Como vimos, a instância de embargos foi julgada extinta por inutilidade superveniente da lide, na sequência da extinção da execução pela Senhora Agente de Execução.
Porém, apesar de o processo de oposição à execução estar funcionalmente ligado ao processo executivo, de que constitui apenso, e consequentemente, a extinção da instância num deles poder determinar a extinção do outro, nem sempre tal pode acontecer, sendo esta conclusão evidente se tivermos presente o sobredito quanto à natureza de um e outro processo.
Assim, se a procedência dos embargos extingue a execução no todo ou parte (artigo 732.º, n.º 4, do CPC), tornando inútil o respectivo prosseguimento, já a extinção da execução só torna supervenientemente inútil a oposição por embargos que à mesma tenham sido deduzidos, quando tal extinção seja definitiva por ter ocorrido o pagamento da quantia exequenda, em qualquer uma das modalidades possíveis (artigos 795.º, n.º 1, e 846.º do CPC), ou seja, por ter sido conseguida a satisfação do credor [...]
Em reforço do que acabamos de concluir note-se que, mesmo a situação relativa à desistência do exequente, que é outra causa de extinção da execução, se estiverem pendentes embargos de executado, depende da aceitação do embargante (artigo 848.º do CPC), ou seja, o legislador deixa na esfera deste a apreciação da manutenção ou não do respectivo interesse no prosseguimento dos embargos.
Na verdade, pretendendo o embargante com a oposição à execução colocar em causa o próprio título executório, visando a improcedência total ou parcial da execução, a inutilidade superveniente da sua pretensão só ocorre se, por via de um comportamento concludente como é o pagamento voluntário da quantia exequenda, aceita o direito do credor talqualmente este se encontra representado no título executivo (artigo 849.º, n.º 1, alínea a) do CPC).
Se assim não for, ou seja, se a execução for extinta por qualquer uma das demais razões que a lei actualmente consagra, designadamente por não ser possível encontrar bens ou porque os encontrados não são suficientes para a satisfação do interesse do credor (artigos 797.º e 750.º, n.º 2, do CPC), podendo a instância executiva ser posteriormente renovada caso venham a ser encontrados e indicados bens penhoráveis que possam satisfazer integral ou parcialmente o referido desiderato (artigos 850.º, n.º 5 e 849.º, n.º 1, alíneas c), d) e e), do CPC), então não se vê como se preenche o pressuposto da inutilidade superveniente da lide quanto aos embargos que pretendem precisamente definir se o direito representado no título existe ou se existe com a extensão que lhe foi atribuída pelo credor. [...]
[...] na situação dos autos, a manutenção do litígio que opõe exequente e executado é mais evidente porquanto houve concretização da penhora em bens do executado, ainda que estes sejam insuficientes para satisfazer no imediato a dívida exequenda.
Como é sabido, nos termos do artigo 735.º, n.º 1, do CPC, estão sujeitos à execução todos os bens do devedor susceptíveis de penhora que, nos termos da lei substantiva, respondam pela dívida exequenda.
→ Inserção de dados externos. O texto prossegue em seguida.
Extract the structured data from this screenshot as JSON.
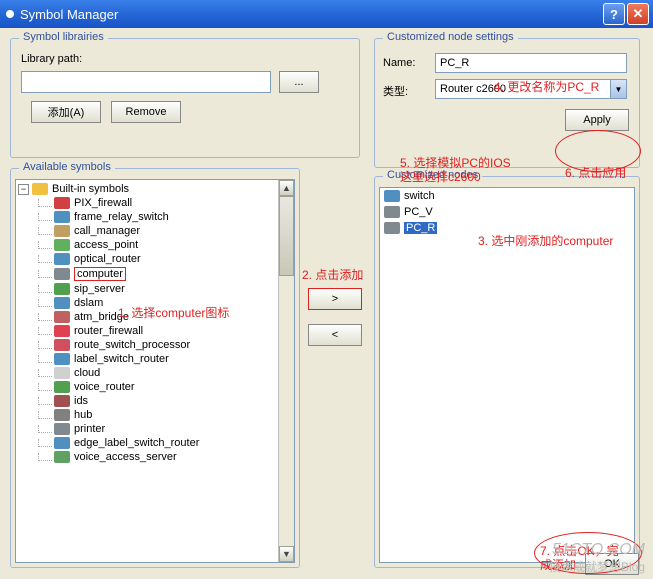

Daí que a concretização da penhora retire da esfera de disponibilidade material e jurídica do devedor os bens necessários a tornar efectiva a obrigação exequenda, que aquele voluntariamente não cumpriu, desta feita pelo valor que os bens de que o devedor é desapossado representem ou pela apreensão de quantias que alcancem o valor correspondente, ainda que obtidas fraccionadamente.
Portanto, no caso vertente, o património do executado já foi atingido pela diligência de penhora, concretizando-se o respectivo desapossamento com vista à satisfação do credor, adjudicando-se-lhe o valor penhorado, o que irá continuar a acontecer no futuro.
Desta sorte, tendo o executado deduzido tempestivamente oposição à execução, não pode manifestamente considerar-se que a mesma ficou supervenientemente inútil com a extinção condicional da execução, até porque os descontos no vencimento do executado mantêm-se e prosseguirão até ao limite mencionado na matéria de facto.»